Rockhound State Park

Rockhound State Park

Things To Do

Desert Alive!

Every April, Rockhound State Park hosts “Desert Alive!,” a springtime celebration of the Chihuahuan Desert and the rocks, plants and animals found in the park. Join nature walks, take in displays and exhibits and learn about natural and cultural history of the region.

Hiking

The hiking trails at the park provide visitors with climbs of varying degrees of difficulty and breathtaking views. The Thunderegg Trail (1.1 miles) and the Jasper Trail (.5 miles) provide access to spectacular wildflower displays in spring, mild autumn weather and scenic views year-round. Scattered along the trails and throughout the park are assorted volcanic rocks and silica minerals including quartz, chalcedony, agate and common opal.

Picnicking

Rockhound State Park has a group picnic shelter, handicap accessible picnic tables and grills, and various other picnic areas.

Rock Collecting

Rock and mineral specimens of volcanic origin are scattered throughout the park. These treasures range from varieties of jasper, silica minerals, quartz crystals, chalcedony, Agate, and common opal. Visitors are allowed to take up to 15 pounds of the rock for their personal collections.

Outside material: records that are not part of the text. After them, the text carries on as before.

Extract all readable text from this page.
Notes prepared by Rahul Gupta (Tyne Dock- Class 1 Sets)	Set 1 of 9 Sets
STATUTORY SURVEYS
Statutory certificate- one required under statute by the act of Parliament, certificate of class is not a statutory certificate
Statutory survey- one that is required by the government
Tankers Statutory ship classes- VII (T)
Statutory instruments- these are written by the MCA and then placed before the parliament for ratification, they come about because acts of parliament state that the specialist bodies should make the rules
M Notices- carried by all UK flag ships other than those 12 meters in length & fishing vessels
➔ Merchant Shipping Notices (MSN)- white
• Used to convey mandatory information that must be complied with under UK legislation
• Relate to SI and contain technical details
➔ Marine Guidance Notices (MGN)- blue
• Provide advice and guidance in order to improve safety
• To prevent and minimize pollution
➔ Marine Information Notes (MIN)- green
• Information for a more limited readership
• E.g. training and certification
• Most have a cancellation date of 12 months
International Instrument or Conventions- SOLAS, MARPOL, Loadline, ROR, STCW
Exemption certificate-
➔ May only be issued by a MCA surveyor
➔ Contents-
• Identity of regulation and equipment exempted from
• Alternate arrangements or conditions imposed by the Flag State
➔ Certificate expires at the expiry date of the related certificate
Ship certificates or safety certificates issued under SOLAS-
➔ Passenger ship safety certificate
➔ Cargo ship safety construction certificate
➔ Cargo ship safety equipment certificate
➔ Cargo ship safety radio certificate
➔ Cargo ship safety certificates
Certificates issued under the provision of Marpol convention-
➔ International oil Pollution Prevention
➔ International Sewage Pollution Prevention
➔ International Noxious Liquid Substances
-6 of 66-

A 1.2-mile loop trail provides access to rock collecting areas, plus adjacent state and federal lands that are also open to the public. Reaching the top, visitors survey the 7,000-foot peaks of the Florida Mountains. Turquoise is mined in the Burro Mountains to the northeast.

Visitor Center

The visitor center contains displays and a botanical garden that contains numerous species of cacti and other plants of the Chihuahuan Desert.